LONG ago I learned the value of the small interludes in our life when we can find the time and space for reflection; whether prayerful or philosophical, introverted or extending us beyond our shores to the rest of the world.
Taking some time to think, in poetry or prose, enhances our ability to get through strife, challenge our position and savour the flavour and the true richness of this life of ours. We only rarely take the time to do so when we purposefully pause. It is to be encouraged.
So, for example, I give thanks for the great British institution that is “Thought for the Day” on BBC Radio 4’s Today programme. To stop the busy preparations of a morning and listen to the guidance of often the most thoughtful and profound in our society, is a rare privilege that can happen every weekday. We don’t have to agree with what is being said to find worth.
Last week I was deeply moved by the words of Professor Mona Siddiqui of Edinburgh University. She was reflecting on a dry but important report from the Institute of Fiscal Studies finding that children of my generation are the first in many decades to enjoy lower living standards than the generation they follow.
This reality and the gross inequality of its distribution is one of the great challenges we face as society, and a troubling indicator of the health of the nation.
It is written into the DNA of our condition for parents to want their kids to have a better life than them. It is why all but the most selfish of people will forgo money, time and joy to secure the same for their children.
It is therefore a sad reflection for us all when the once relentless march of improvement misses a step.
Those born in the 1960s and 1970s have, according to the IFS, no higher take-home income; have saved no more of their previous take-home income; are less likely to own a home; will probably have lower private pension wealth; and, of course, their state pensions won’t go as far.
They did have higher incomes during early adulthood than their predecessors.

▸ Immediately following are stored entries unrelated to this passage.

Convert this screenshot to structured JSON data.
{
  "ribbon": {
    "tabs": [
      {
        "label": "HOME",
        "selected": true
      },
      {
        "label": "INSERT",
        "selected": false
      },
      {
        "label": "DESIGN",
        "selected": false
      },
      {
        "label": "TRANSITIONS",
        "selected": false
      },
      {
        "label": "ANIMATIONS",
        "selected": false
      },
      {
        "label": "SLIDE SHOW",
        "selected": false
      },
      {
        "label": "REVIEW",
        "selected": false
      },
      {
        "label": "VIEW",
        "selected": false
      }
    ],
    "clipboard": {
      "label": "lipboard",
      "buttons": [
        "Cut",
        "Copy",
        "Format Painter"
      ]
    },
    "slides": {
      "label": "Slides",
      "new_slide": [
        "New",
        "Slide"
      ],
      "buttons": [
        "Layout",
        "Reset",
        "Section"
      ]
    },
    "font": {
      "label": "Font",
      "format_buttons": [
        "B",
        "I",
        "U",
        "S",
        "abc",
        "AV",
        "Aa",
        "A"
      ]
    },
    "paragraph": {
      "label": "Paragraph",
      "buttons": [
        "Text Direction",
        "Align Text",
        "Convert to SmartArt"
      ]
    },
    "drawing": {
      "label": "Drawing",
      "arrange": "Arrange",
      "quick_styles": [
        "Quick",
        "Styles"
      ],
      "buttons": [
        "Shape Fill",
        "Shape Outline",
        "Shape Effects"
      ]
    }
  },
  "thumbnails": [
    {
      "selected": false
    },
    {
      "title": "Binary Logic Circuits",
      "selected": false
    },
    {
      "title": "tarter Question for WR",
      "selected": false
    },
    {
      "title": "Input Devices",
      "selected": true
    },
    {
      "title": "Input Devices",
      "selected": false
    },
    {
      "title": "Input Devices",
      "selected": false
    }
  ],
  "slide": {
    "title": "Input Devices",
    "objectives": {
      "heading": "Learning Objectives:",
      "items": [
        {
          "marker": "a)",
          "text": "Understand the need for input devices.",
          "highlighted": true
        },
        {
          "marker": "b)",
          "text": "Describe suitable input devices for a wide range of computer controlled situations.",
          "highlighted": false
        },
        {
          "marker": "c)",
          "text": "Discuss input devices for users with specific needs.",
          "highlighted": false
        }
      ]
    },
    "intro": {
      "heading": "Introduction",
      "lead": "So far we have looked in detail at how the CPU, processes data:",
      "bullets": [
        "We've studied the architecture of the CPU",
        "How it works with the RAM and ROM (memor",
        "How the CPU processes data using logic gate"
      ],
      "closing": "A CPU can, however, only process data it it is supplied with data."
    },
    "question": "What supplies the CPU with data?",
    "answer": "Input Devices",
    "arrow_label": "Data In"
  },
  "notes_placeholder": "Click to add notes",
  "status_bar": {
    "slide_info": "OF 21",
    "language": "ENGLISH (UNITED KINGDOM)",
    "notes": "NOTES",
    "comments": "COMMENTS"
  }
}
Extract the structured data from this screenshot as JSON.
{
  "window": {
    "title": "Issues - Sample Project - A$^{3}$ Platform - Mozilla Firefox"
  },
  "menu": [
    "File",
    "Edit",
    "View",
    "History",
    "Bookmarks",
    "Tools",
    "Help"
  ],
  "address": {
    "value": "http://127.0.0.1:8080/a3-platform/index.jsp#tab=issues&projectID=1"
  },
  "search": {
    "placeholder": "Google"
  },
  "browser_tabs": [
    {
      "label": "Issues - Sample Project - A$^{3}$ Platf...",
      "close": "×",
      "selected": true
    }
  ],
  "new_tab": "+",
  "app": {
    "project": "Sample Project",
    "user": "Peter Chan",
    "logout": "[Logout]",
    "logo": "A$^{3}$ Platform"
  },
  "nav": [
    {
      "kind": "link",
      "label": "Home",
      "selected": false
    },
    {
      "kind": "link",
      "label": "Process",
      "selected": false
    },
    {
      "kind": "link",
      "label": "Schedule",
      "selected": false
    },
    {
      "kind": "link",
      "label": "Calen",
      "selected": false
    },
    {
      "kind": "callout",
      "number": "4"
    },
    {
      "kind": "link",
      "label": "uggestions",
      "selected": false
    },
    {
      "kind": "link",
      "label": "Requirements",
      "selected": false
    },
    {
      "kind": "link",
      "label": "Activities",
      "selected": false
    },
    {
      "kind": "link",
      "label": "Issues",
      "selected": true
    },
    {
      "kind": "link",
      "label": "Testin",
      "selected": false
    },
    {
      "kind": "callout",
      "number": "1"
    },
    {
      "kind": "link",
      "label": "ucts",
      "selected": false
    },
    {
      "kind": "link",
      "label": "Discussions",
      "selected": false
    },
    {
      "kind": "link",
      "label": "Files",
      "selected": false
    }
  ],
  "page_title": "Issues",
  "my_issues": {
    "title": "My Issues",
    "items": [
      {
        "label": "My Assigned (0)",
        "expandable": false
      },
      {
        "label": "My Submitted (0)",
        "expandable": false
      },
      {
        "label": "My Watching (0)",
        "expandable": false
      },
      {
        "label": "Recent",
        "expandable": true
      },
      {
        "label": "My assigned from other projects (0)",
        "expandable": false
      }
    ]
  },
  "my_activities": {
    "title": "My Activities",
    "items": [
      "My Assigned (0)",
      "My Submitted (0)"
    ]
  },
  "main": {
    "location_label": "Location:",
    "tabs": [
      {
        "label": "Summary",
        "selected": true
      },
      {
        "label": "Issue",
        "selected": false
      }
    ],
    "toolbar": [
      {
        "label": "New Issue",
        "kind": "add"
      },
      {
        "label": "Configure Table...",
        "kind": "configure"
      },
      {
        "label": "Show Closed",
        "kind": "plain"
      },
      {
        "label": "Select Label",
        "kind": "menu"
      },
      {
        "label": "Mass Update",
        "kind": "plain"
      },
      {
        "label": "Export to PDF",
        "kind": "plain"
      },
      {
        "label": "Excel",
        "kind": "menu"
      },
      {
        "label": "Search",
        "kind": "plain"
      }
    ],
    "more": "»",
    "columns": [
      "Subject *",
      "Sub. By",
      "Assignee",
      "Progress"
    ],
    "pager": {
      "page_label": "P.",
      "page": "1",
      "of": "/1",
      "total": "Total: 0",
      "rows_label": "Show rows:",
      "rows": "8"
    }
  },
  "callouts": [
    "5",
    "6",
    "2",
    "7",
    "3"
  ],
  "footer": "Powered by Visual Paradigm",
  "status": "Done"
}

But this additional income – that came at younger ages relative to earlier generations – was all spent. They have not saved any more past income than their predecessors had by the same stage in life.
This was not entirely stupid or indolent or indulgent. The obsessive focus on housing as our store of personal capital and a seemingly unending rise in prices due to planning rigidity and antiquated land ownership structures, made it logical for people to strive to participate in housing booms. Right up until the point when it wasn’t.
But the unequal distribution of wealth in the UK is reinforced by all of the above and makes the inheritance of assets the only means for many to get on. British economic history demonstrates that down this particular road lies ruin. It stifles meritocracy.
The pressure on my generation in mid-life is therefore exacting. The resulting challenge for policy-makers is substantial. As individual citizens we must strive to find the leaders who can live outside the bubbles of the daily news cycle or the five-year electoral cycle. Being able to lead policy that will improve the lot of entire generations is rare in politics.
All of this is clear, but Professor Siddiqui touched the issue and took us on a different journey, asking whether the striving to pass on inheritance itself was right: “Money will always be important and what the state does matters, but we can shape our children’s destinies in so many ways. It’s natural for parents to want to leave their children something. But rather than raising them to be hopeful for an inheritance from us, we should raise them with a sense of self-worth and purpose which will keep their lives meaningful whatever they face”.
For me standing at my kitchen sink on Wednesday morning this was both a liberating and changing thought.
This is the sort of intervention and lead that puts a strong finger under the collective chin of an entire generation and helps us focus our gaze on where it needs to be. It is easy for the rich to say money doesn’t matter. Like oxygen you certainly notice when it is not there. But the endless pursuit of it at the expense of other goals has to be a misdirection of our purpose.
How many of us miss too much time with the people we otherwise worry about all of the time? We excuse our neglect as its opposite, but the happiest of children live in homes lit by love rather than riches.
Nothing is ever simple in life, of course, and as we strive to keep every plate spinning we pause often to regret the ones we let drop. Siddiqui’s point reminds us that we should focus first on the example we set to the next generation by our actions and by passing on the wisdom we reach eventually about what truly counts.
Will they listen? Well, we know that’s another story, of course, which is why what we choose to do matters more than what we say.